Aslında onları önceden çekmiştim ben. Mimarlar Odası Başkanı Mustafa bahsediyor gönüllülerden, orda da gönüllülere geçiyor kurgu. Mustafa ile röportajı en son yaptım aslında. Yani diğer bütün görüntüleri toplamıştım zaten, Mustafa’nın röportajı da işte hepsini toparlayan bir nitelikte oldu. Öyle planlamamıştık aslında ama toparlayıcı oldu yani. Zaten Mustafa da bütün bu mevzuların içinde olduğu için, onun röportajı her şeye değinmiş oldu. O da anlatının iskeleti gibi filmde, hep arada giriyor bir şeyler söylüyor. Esas hikayenin bağlayıcı olan unsur oluyor. Ama yani filmde seyrettiğin kronolojide çekilmedi filmler.
Özellikle sahil işletmecisi olan depremzedenin Hatay’dan “kurtarılmış bölge” olarak bahsetmesi, ilk başta bir romantizasyon gibi hissettirmişti. Sonra bunu bu şekilde adlandırmanın yersiz olacağını düşündüm. Çünkü değişen koşullardan ziyade yaşam alanının ve pratiklerinin başına yıkılması söz konusu. Siz ne düşünüyorsunuz bu konuyla ilgili, yaptığınız görüşmelerin ne kadarını kullandınız?
Yani mümkün olduğu kadar kesmeden kullanmaya çalıştım, yani o çekim yaptığım ortamı da yansıtacak şekilde kurgulamaya çalıştım. Hatta o doğallığı bozmamak için kendi sesimi kesmedim bazı yerlerde. Özellikle dramatize etmek için öyle bir cümle kullanmadım, bence çarpıcı bir şeydi söylediği, önemli bir şeydi. Onun kendi gerçekliğiydi. Orda onunla, ismi Mehmet Mehmet abiyle geçirdiğim vakit o sahneyi oraya koymam gerektiğini düşündürdü çünkü o hissiyatı geçirmişti bana.

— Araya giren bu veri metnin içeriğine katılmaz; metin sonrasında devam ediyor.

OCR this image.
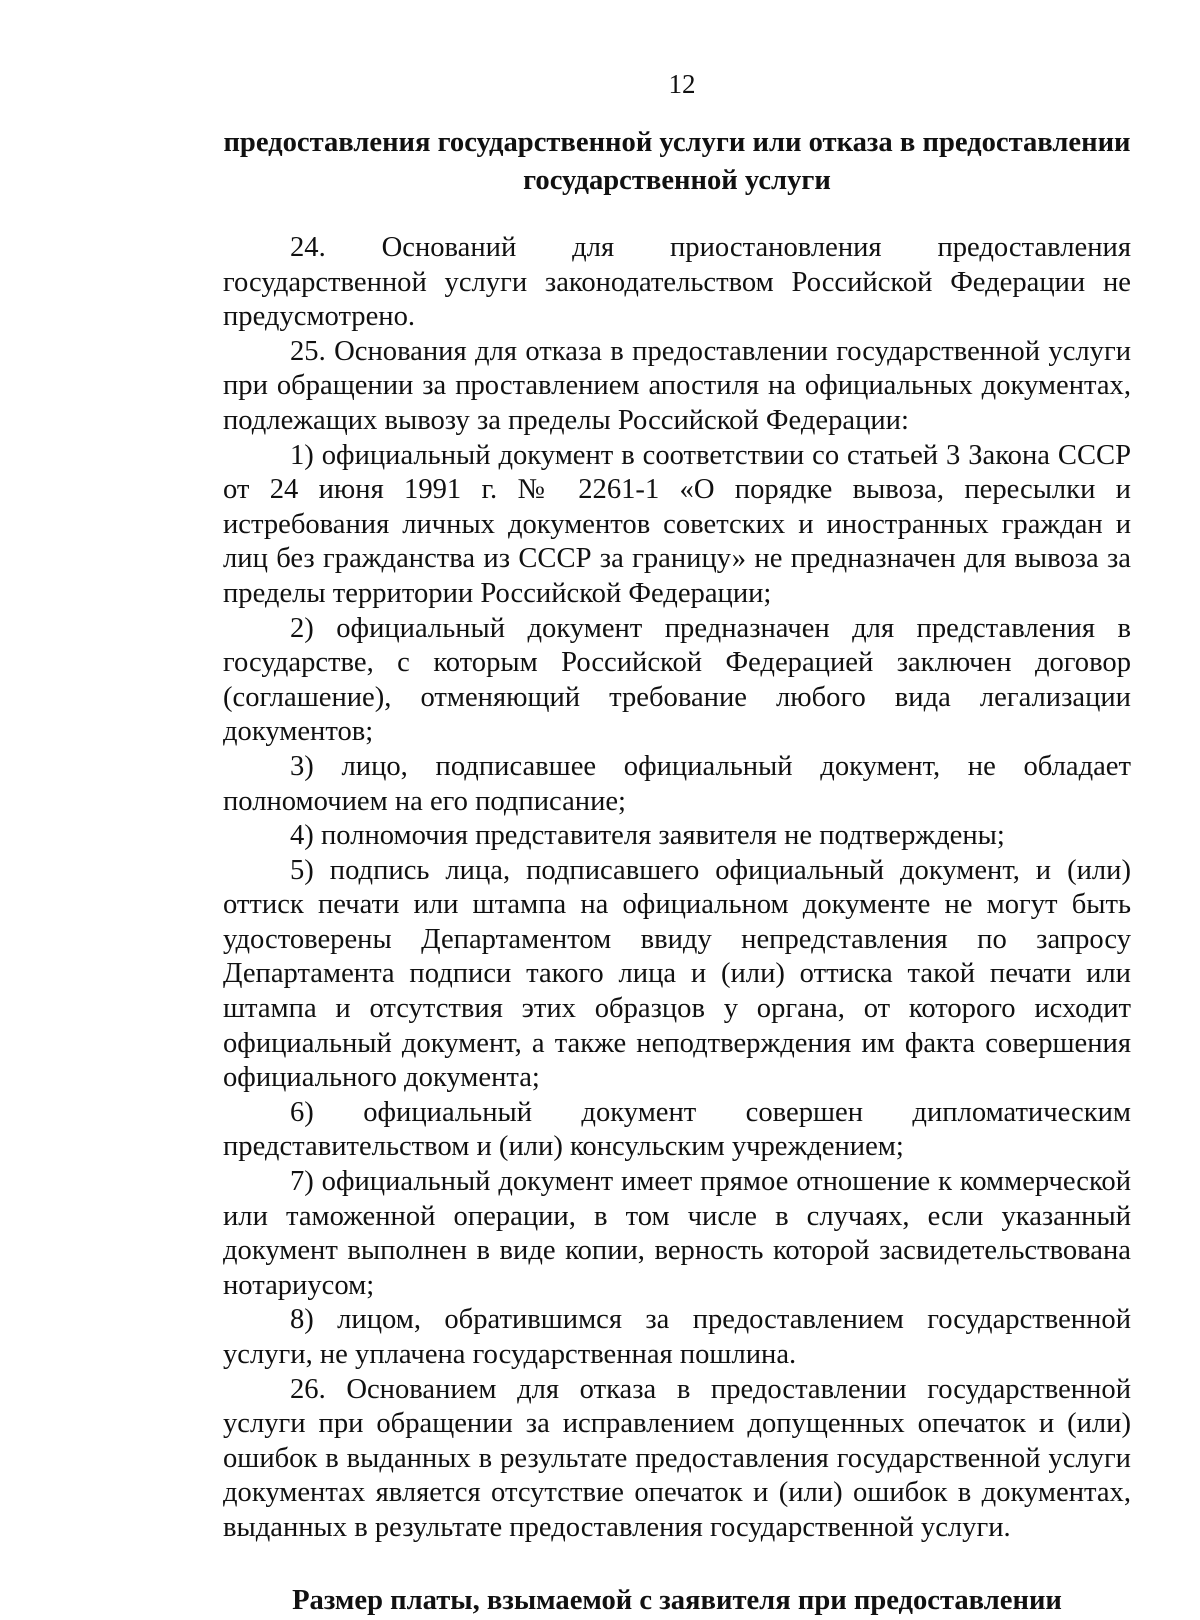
12

предоставления государственной услуги или отказа в предоставлении государственной услуги

24. Оснований для приостановления предоставления государственной услуги законодательством Российской Федерации не предусмотрено.

25. Основания для отказа в предоставлении государственной услуги при обращении за проставлением апостиля на официальных документах, подлежащих вывозу за пределы Российской Федерации:

1) официальный документ в соответствии со статьей 3 Закона СССР от 24 июня 1991 г. № 2261-1 «О порядке вывоза, пересылки и истребования личных документов советских и иностранных граждан и лиц без гражданства из СССР за границу» не предназначен для вывоза за пределы территории Российской Федерации;

2) официальный документ предназначен для представления в государстве, с которым Российской Федерацией заключен договор (соглашение), отменяющий требование любого вида легализации документов;

3) лицо, подписавшее официальный документ, не обладает полномочием на его подписание;

4) полномочия представителя заявителя не подтверждены;

5) подпись лица, подписавшего официальный документ, и (или) оттиск печати или штампа на официальном документе не могут быть удостоверены Департаментом ввиду непредставления по запросу Департамента подписи такого лица и (или) оттиска такой печати или штампа и отсутствия этих образцов у органа, от которого исходит официальный документ, а также неподтверждения им факта совершения официального документа;

6) официальный документ совершен дипломатическим представительством и (или) консульским учреждением;

7) официальный документ имеет прямое отношение к коммерческой или таможенной операции, в том числе в случаях, если указанный документ выполнен в виде копии, верность которой засвидетельствована нотариусом;

8) лицом, обратившимся за предоставлением государственной услуги, не уплачена государственная пошлина.

26. Основанием для отказа в предоставлении государственной услуги при обращении за исправлением допущенных опечаток и (или) ошибок в выданных в результате предоставления государственной услуги документах является отсутствие опечаток и (или) ошибок в документах, выданных в результате предоставления государственной услуги.

Размер платы, взымаемой с заявителя при предоставлении
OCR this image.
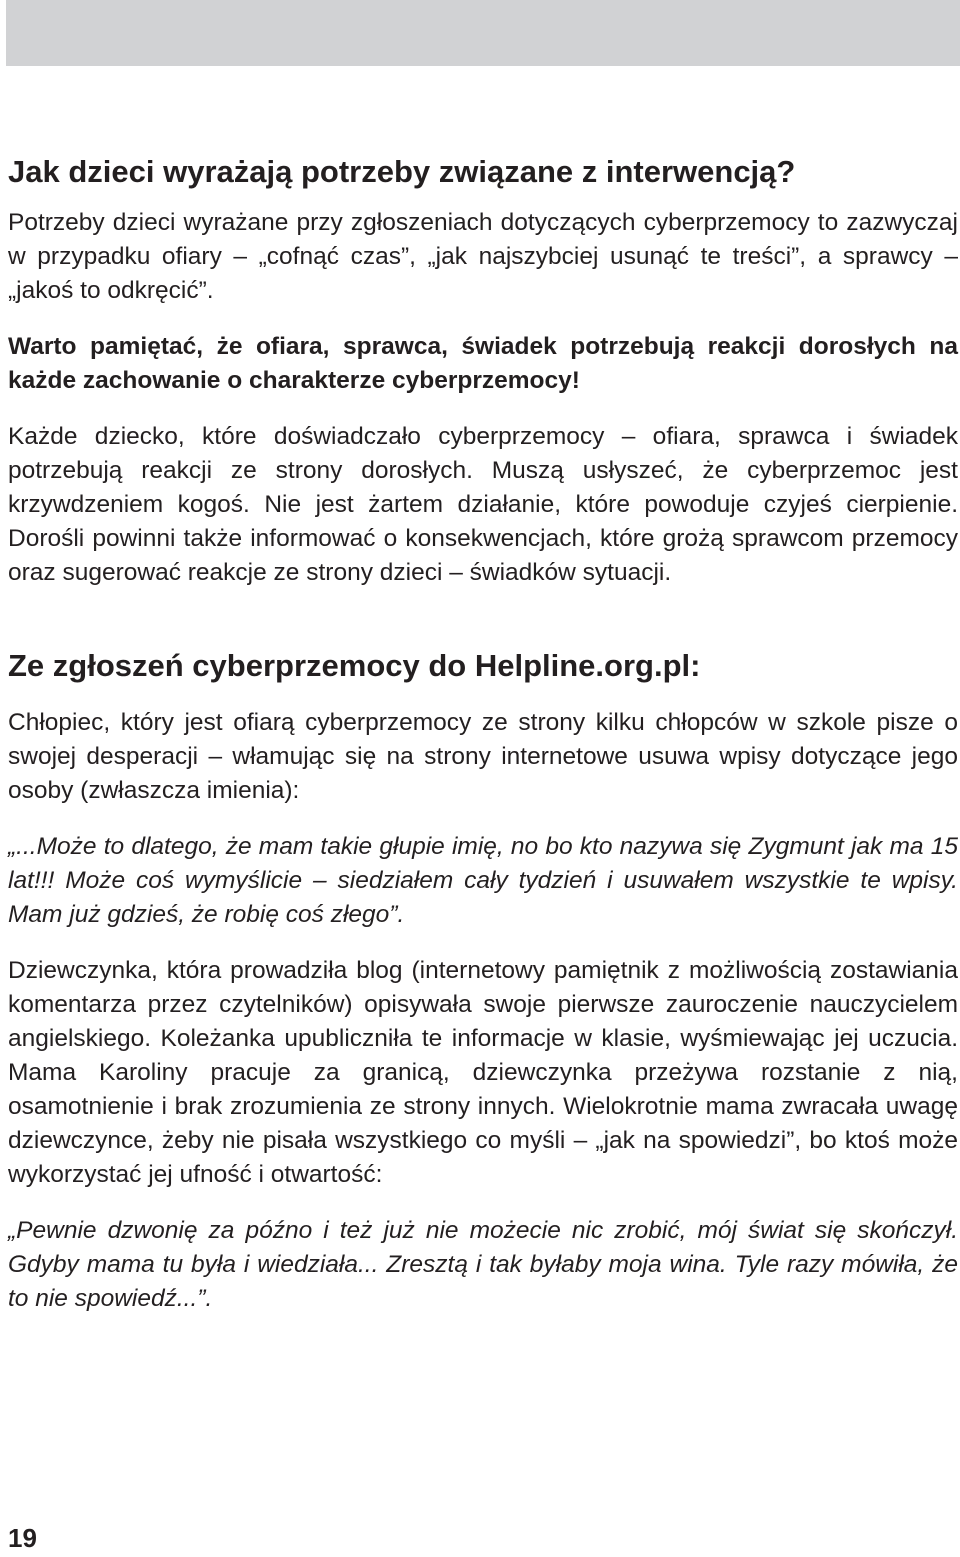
Jak dzieci wyrażają potrzeby związane z interwencją?

Potrzeby dzieci wyrażane przy zgłoszeniach dotyczących cyberprzemocy to zazwyczaj w przypadku ofiary – „cofnąć czas”, „jak najszybciej usunąć te treści”, a sprawcy – „jakoś to odkręcić”.

Warto pamiętać, że ofiara, sprawca, świadek potrzebują reakcji dorosłych na każde zachowanie o charakterze cyberprzemocy!

Każde dziecko, które doświadczało cyberprzemocy – ofiara, sprawca i świadek potrzebują reakcji ze strony dorosłych. Muszą usłyszeć, że cyberprzemoc jest krzywdzeniem kogoś. Nie jest żartem działanie, które powoduje czyjeś cierpienie. Dorośli powinni także informować o konsekwencjach, które grożą sprawcom przemocy oraz sugerować reakcje ze strony dzieci – świadków sytuacji.

Ze zgłoszeń cyberprzemocy do Helpline.org.pl:

Chłopiec, który jest ofiarą cyberprzemocy ze strony kilku chłopców w szkole pisze o swojej desperacji – włamując się na strony internetowe usuwa wpisy dotyczące jego osoby (zwłaszcza imienia):

„...Może to dlatego, że mam takie głupie imię, no bo kto nazywa się Zygmunt jak ma 15 lat!!! Może coś wymyślicie – siedziałem cały tydzień i usuwałem wszystkie te wpisy. Mam już gdzieś, że robię coś złego”.

Dziewczynka, która prowadziła blog (internetowy pamiętnik z możliwością zostawiania komentarza przez czytelników) opisywała swoje pierwsze zauroczenie nauczycielem angielskiego. Koleżanka upubliczniła te informacje w klasie, wyśmiewając jej uczucia. Mama Karoliny pracuje za granicą, dziewczynka przeżywa rozstanie z nią, osamotnienie i brak zrozumienia ze strony innych. Wielokrotnie mama zwracała uwagę dziewczynce, żeby nie pisała wszystkiego co myśli – „jak na spowiedzi”, bo ktoś może wykorzystać jej ufność i otwartość:

„Pewnie dzwonię za późno i też już nie możecie nic zrobić, mój świat się skończył. Gdyby mama tu była i wiedziała... Zresztą i tak byłaby moja wina. Tyle razy mówiła, że to nie spowiedź...”.

19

Filmin adı bahsettiğiniz tanıklığın yanı sıra, belgeleme pratiğinizi de çağrıştırdı bana. Vimeo hesabınızda çoğunlukla kent meselelerine dair takip ettiğiniz eylemlerin vs. çekimlerini, tarihleriyle isimlendirip arşivliyorsunuz.
Bunun devamını da yapmayı istiyorum, bir daha ne zaman gidebilirim bilmiyorum. Belki bu ay sonu tekrar gitmek istiyorum. O formatı değiştirmeden, böyle hep bir haftalık tanıklıklar ama işte mesela dört ayda bir gidip, belki senelerce bunu yapıp, böyle bir bellek ve düzenli aralıklarla takip gibi bunu devam ettirmek istiyorum. Umarım olur.

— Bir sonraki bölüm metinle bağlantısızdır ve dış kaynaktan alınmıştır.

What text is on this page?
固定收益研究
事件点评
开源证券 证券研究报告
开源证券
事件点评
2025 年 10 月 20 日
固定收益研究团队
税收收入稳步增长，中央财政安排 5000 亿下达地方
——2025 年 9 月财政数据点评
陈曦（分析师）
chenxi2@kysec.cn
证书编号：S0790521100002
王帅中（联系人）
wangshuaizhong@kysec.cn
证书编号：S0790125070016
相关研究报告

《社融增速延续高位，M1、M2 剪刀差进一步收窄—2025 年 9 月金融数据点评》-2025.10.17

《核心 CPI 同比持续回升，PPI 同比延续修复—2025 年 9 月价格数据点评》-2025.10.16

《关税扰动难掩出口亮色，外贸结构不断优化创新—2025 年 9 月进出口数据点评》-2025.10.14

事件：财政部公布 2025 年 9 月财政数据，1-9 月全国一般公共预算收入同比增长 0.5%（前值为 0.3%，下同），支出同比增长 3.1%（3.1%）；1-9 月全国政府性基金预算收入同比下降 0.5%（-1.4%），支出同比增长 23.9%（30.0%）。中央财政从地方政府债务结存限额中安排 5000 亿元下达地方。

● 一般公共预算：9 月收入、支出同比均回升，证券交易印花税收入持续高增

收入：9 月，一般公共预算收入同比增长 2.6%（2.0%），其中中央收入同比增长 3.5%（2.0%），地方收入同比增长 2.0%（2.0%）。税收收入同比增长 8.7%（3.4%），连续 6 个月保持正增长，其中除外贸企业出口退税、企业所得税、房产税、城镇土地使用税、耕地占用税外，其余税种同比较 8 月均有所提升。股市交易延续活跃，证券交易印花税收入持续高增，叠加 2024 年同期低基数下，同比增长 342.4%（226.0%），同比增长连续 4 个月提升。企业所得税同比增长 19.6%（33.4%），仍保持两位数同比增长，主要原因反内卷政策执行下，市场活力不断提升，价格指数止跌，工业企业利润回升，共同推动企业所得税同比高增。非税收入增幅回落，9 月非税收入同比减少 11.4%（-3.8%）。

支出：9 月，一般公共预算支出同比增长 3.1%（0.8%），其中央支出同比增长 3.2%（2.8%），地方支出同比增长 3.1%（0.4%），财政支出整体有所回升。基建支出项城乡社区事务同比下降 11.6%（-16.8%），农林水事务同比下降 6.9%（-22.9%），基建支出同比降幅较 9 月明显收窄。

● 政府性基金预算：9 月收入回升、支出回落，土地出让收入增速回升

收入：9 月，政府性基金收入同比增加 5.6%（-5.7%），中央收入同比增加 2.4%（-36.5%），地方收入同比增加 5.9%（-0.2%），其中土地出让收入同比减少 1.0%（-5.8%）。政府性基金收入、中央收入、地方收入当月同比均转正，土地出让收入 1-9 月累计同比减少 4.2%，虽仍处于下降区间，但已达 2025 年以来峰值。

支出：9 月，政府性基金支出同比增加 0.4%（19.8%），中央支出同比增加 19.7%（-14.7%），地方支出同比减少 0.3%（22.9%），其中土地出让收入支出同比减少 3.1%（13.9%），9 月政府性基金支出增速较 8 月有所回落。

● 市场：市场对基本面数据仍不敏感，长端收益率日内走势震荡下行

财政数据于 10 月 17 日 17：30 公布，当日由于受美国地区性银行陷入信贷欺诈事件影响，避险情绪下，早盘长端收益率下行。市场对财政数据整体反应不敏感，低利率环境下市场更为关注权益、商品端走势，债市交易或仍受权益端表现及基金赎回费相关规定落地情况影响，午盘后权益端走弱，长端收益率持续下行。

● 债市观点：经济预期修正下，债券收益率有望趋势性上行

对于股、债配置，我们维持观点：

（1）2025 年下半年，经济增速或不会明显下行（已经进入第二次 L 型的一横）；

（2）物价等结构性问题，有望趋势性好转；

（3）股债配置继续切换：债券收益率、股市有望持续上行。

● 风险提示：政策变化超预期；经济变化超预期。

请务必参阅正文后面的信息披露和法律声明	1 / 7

Son olarak belgeleme pratiğinizi sormak istiyorum. 2014'ten bu yana takip ettiğiniz eylemleri, forumları, yıkımları belgeliyorsunuz. Vimeo hesabınız hem bu kayıtları hem filmlerinizi yüklediğiniz bir arşive dönüşmüş durumda. Nasıl bir anlam ifade ediyor bu pratik sizin için, neden yapıyorsunuz bunu?
Belgelemek ve arşivlemek birbirinin uzantısı iki eylem aslında. Belgenin bir değerinin olması için kamusal alanda erişilebilir olması gerekir, arşiv bunu sağlar. Ürettiğim bütün videoların, finansal destek almış olsun veya olmasın şifresiz, kamuya açık bir şekilde arşivlenmiş olmasında kamusal bir fayda olduğunu düşünüyorum, en azından bunu hedefliyorum. Bunun yanında bütün bu videoların kronolojik bir şekilde topluca bir yerde bulunmaları toplumsal hafıza için de önemli diye düşünüyorum.
Kaynakça
Deprem Defteri, 1999, Yön: Ethem Özgüven, Petra Holzer.